Evolution of OPPO Commercial Advertising Targeting: From Differentiated to Intelligent to Untargeted Practices

Introduction The article shares OPPO's commercial advertising targeting evolution—from differentiated targeting to intelligent modeling and finally to untargeted crowd recall—covering user profiling, non‑standard recommendation systems, and recall technology.

01. OPPO Commercial Background and Targeting Logic

OPPO commercial ads are delivered in four main scenarios: browser feed ads, app‑store search ads, app‑store recommendation ads, and alliance ads. Monthly active users exceed 450 million, with over 16.5 billion ad deliveries and more than 5 billion alliance ad requests per day.

The ad playback chain retrieves ads from a candidate pool built by the marketing platform, then passes them through retrieval, coarse ranking, fine ranking, and re‑ranking before returning the winning ad to the user. The focus of this article is on label‑based targeting in the retrieval stage.

02. Advertising Targeting System and Modeling Practice

The targeting architecture consists of four layers: data sources, data mining techniques, user targeting, and targeting recommendation/untargeted technology.

Data sources include advertiser‑provided data (conversion, creative), OPPO ad data (creative, behavior), and third‑party data (browser, app‑store, search behavior).

Mining techniques involve text classification, NLP, XGBoost, statistical modeling, recall, and data processing.

User targeting is divided into basic targeting (demographics, device, app behavior), interest targeting (behavior interest and industry interest), and DMP‑customized audience packs.

Interest‑based tags are recommended and combined with budget‑driven intelligent scaling. The article later details intelligent modeling and untargeted crowd recall.

Industry interest tags are built via statistical modeling of advertiser‑provided conversion signals, scoring users with a decayed time factor α and weighting of user, behavior, item, and tag attributes.

Industry‑specific tags are created by collecting positive (click/convert) and negative (impression without click) samples and training classification models. Four modeling stages are described:

Stage 1: Single‑machine XGB binary classification.

Stage 2: XGB + Spark for large‑scale prediction.

Stage 3: DNN binary classification with model fusion (wide & deep).
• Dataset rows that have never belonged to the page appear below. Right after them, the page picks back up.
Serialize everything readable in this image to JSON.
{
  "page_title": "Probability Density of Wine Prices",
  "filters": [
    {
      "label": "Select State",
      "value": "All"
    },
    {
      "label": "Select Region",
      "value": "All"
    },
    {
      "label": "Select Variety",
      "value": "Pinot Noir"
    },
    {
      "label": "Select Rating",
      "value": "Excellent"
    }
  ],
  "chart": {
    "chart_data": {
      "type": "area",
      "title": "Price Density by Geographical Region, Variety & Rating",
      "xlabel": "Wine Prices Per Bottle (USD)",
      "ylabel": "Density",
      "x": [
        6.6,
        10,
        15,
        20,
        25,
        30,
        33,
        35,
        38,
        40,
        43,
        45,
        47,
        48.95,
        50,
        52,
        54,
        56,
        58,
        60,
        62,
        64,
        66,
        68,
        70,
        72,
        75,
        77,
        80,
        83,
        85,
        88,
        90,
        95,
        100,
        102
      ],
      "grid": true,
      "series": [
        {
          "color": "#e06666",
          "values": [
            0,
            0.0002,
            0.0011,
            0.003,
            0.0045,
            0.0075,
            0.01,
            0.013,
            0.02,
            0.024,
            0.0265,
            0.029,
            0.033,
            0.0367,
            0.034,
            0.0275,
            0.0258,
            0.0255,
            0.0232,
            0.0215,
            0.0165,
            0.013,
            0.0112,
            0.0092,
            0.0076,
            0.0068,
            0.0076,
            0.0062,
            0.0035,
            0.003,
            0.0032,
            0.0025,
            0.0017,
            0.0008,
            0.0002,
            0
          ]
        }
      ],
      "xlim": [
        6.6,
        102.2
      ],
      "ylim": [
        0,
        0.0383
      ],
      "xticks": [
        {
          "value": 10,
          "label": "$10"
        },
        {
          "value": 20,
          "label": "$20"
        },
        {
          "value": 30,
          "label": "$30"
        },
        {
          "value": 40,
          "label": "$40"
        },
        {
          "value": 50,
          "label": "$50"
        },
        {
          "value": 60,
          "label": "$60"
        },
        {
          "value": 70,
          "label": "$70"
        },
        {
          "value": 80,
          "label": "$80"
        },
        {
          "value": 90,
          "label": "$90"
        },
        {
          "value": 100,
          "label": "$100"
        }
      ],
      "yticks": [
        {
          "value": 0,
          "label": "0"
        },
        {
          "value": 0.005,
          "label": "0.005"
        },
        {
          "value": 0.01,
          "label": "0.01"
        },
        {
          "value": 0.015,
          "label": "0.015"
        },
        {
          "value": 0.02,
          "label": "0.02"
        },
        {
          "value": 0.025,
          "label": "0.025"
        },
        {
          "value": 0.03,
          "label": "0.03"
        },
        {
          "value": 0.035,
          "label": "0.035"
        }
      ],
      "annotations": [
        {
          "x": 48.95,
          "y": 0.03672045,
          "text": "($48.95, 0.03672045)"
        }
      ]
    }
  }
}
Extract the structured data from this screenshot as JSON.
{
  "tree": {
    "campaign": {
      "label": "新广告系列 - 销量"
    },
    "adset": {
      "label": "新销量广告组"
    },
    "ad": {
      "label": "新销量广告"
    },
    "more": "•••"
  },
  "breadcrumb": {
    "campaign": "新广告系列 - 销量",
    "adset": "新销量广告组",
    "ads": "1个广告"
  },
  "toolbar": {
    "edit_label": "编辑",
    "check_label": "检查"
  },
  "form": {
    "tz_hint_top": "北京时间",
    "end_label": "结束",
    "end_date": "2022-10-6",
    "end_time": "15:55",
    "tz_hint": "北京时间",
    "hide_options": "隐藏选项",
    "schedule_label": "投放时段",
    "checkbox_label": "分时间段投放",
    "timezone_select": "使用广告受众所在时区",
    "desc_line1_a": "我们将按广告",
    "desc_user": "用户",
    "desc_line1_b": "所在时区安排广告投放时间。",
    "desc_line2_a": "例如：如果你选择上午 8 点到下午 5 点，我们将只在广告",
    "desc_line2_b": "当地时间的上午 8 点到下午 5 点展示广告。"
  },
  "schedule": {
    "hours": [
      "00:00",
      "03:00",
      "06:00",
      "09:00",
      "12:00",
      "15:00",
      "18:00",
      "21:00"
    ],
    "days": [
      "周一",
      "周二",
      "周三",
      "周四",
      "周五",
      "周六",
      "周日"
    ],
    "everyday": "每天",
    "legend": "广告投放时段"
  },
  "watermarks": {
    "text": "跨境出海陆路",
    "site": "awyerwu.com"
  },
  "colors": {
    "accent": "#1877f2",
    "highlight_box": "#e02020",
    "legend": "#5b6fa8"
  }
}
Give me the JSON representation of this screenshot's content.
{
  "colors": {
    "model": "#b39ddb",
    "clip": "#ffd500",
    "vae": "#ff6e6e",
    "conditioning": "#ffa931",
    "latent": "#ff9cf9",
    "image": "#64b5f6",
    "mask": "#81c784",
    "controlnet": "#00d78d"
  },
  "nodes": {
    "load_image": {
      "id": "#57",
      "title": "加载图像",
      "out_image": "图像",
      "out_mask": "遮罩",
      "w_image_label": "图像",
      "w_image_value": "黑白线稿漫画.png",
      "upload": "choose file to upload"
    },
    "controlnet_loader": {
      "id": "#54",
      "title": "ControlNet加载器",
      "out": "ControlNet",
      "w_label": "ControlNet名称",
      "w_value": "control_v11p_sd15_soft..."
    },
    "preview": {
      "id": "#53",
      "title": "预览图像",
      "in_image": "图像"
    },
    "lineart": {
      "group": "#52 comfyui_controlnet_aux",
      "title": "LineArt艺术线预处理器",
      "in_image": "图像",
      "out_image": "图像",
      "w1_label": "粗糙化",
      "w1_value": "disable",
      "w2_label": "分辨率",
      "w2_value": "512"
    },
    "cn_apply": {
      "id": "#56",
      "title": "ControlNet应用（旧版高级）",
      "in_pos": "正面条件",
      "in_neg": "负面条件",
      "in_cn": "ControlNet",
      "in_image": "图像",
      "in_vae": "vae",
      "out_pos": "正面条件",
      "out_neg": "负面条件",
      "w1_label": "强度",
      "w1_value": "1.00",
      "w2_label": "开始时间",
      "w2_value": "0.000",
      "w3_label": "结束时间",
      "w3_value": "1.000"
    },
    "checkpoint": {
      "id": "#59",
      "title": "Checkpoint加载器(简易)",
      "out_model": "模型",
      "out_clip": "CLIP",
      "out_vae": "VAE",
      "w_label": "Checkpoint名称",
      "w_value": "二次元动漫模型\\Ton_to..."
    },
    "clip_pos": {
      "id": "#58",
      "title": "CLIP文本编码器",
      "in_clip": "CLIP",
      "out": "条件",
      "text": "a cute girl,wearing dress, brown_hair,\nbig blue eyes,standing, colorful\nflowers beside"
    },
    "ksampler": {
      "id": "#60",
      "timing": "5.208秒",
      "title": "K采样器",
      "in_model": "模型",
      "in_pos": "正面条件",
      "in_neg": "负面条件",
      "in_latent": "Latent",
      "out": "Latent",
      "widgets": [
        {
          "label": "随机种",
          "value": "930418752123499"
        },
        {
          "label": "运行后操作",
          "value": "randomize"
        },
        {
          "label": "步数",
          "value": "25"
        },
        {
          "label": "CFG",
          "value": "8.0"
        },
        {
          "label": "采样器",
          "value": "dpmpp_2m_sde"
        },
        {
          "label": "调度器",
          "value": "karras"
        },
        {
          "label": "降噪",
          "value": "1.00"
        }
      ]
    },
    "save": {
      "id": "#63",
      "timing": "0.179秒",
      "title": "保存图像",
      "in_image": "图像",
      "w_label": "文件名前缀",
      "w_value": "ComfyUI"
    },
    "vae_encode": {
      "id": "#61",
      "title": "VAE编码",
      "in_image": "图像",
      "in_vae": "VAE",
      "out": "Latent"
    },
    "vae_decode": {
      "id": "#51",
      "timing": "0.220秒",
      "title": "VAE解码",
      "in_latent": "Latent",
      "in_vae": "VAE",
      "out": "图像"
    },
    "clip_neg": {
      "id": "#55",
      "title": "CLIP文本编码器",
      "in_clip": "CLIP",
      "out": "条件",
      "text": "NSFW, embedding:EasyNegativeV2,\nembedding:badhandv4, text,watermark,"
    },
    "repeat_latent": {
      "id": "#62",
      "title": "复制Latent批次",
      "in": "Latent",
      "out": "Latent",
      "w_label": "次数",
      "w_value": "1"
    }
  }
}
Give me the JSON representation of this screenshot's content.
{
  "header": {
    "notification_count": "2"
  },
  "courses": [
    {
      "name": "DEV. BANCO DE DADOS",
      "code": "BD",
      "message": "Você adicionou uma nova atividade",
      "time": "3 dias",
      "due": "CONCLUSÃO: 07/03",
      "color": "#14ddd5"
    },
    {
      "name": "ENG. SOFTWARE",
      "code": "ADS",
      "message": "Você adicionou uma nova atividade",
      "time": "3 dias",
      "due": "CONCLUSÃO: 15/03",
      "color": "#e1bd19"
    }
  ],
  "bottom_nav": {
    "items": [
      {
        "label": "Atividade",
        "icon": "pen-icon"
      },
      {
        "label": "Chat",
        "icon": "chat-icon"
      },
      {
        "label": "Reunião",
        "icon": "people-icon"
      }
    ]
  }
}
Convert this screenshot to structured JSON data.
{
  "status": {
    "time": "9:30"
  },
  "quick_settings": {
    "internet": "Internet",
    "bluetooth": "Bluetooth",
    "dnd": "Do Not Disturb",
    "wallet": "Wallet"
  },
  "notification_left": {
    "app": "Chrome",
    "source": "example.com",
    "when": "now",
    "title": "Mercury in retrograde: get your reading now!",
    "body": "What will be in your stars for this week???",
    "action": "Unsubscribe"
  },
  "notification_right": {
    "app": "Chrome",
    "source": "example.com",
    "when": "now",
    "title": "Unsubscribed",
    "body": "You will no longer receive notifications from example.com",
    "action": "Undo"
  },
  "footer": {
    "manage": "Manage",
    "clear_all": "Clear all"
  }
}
Stage 4: Multi‑objective modeling sharing layers to handle sparse industry features.

03. Automated Intelligent Targeting Modeling Practice

Background: progression from no targeting → behavior‑tag targeting (20‑45% cost reduction) → industry‑custom tags → tag recommendation.

Explorations include DNN binary classification, FM for tag embeddings, and DSSM twin‑tower models for ad‑tag vector interactions. Challenges remain: tag‑to‑tag dependence on user‑selected tags, data sparsity of ad‑tag pairs, and coarse granularity of tag audiences.

The OPPO model adapts the paper "Learning to Build User‑tag Profile in Recommendation System" and introduces customizations such as weighted IMEI‑tag scores, tag2vec embeddings, feature crossing, and a wide‑deep architecture that jointly optimizes ad‑tag and user‑tag scores.

Tag recommendation evolves through three stages:

Stage 1: Tag combination recommendation to scale audience.

Stage 2: CTR‑based scoring within a single tag for fine‑grained scaling.

Stage 3: Untargeted recall directly fetching high‑conversion users.

04. From Intelligent to Untargeted Crowd Recall

Smart expansion network uses a DSSM twin‑tower to compute ad and user vectors, applies OCPX cost control and budget capping, and adds an online user‑tower for inference, enabling crowd expansion.

Recall sample strategy differentiates between ad‑centric crowd recall (finding users for a given ad) and user‑centric ad recall, requiring careful negative sample construction.

DMP LookAlike iteration leverages twin‑tower embeddings with Spark LR for crowd expansion, simplifying complex features.

05. Future Thoughts and Summary

Commercial ad delivery trends move from CPC to oCPX smart bidding, demanding broader audience exploration; thus intelligent targeting and untargeted crowd recall become essential.

Targeting evolution follows regular → intelligent → untargeted, providing stable boundaries for audience expansion at each stage.

Algorithmic practice emphasizes problem‑driven solutions, flexible migration of industry solutions, and model reuse across scenarios (e.g., wide‑deep structures reusing industry‑specific multi‑objective outputs).

Today’s sharing concludes with thanks to the audience.